The data is generated and/or processed at very high speed - need to respond in seconds or milliseconds
What does Variety mean?
- The data is in many forms such as structured, unstructured, text, multimedia.
- The most difficult aspect of Big Data involves its lack of structure.
What is the most difficult aspect of Big Data? Why?
Its lack of structure (under Variety). This poses challenges because:
- Analysing the data is made significantly more difficult
- Relational databases are not appropriate because they require data to fit into a row-and-column format
What technique is used to discern patterns in data and to extract useful information?
Machine learning
What is the advantage of functional programming for big data?
Its features make it easier to write
- Correct code
- Code that can be distributed to run across more than one server
4 features of functional programming that make it suitable for Big Data
- Immutable data structures
- Statelessness
- Higher-order functions
- Programs do not specify order of execution (meaning they work well on parallel processing systems)

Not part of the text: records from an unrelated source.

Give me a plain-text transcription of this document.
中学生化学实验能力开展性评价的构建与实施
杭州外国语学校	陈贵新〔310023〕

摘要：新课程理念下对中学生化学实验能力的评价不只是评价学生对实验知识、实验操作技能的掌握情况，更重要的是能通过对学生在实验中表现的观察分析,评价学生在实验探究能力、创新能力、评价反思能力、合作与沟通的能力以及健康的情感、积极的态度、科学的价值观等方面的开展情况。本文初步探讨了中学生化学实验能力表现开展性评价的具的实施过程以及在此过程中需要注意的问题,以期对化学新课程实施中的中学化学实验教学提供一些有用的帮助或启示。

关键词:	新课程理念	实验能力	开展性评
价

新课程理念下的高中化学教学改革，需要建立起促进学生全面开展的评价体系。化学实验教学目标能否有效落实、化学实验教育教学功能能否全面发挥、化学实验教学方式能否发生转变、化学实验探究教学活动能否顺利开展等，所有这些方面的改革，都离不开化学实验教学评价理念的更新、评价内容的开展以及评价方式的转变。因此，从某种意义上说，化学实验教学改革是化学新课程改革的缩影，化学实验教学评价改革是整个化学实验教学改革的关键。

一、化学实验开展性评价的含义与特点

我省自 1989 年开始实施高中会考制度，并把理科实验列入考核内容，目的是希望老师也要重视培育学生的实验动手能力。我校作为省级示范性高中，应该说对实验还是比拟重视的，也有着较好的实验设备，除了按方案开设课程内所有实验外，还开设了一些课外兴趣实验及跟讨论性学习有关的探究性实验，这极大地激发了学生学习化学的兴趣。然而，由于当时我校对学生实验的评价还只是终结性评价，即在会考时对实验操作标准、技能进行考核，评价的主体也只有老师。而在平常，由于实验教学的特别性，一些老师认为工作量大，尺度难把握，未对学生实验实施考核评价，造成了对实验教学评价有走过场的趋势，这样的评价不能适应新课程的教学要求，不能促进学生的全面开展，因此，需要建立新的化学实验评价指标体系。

What about immutable data structures makes them suitable for Big Data?
- Immutable data structures cannot be changed during program execution
- Same input always gives same output
- Makes parallel processing extremely easy
What about statelessness makes it suitable for Big Data?
- Statelessness means there are no side-effects of computations
- so code is easy to write correctly, and it is easy to understand and predict how the program will behave
What about higher order functions makes them suitable for Big Data?
- Higher-order functions take a function as an argument, return a function as a result, or both.
- Higher-order functions can be easily parallelised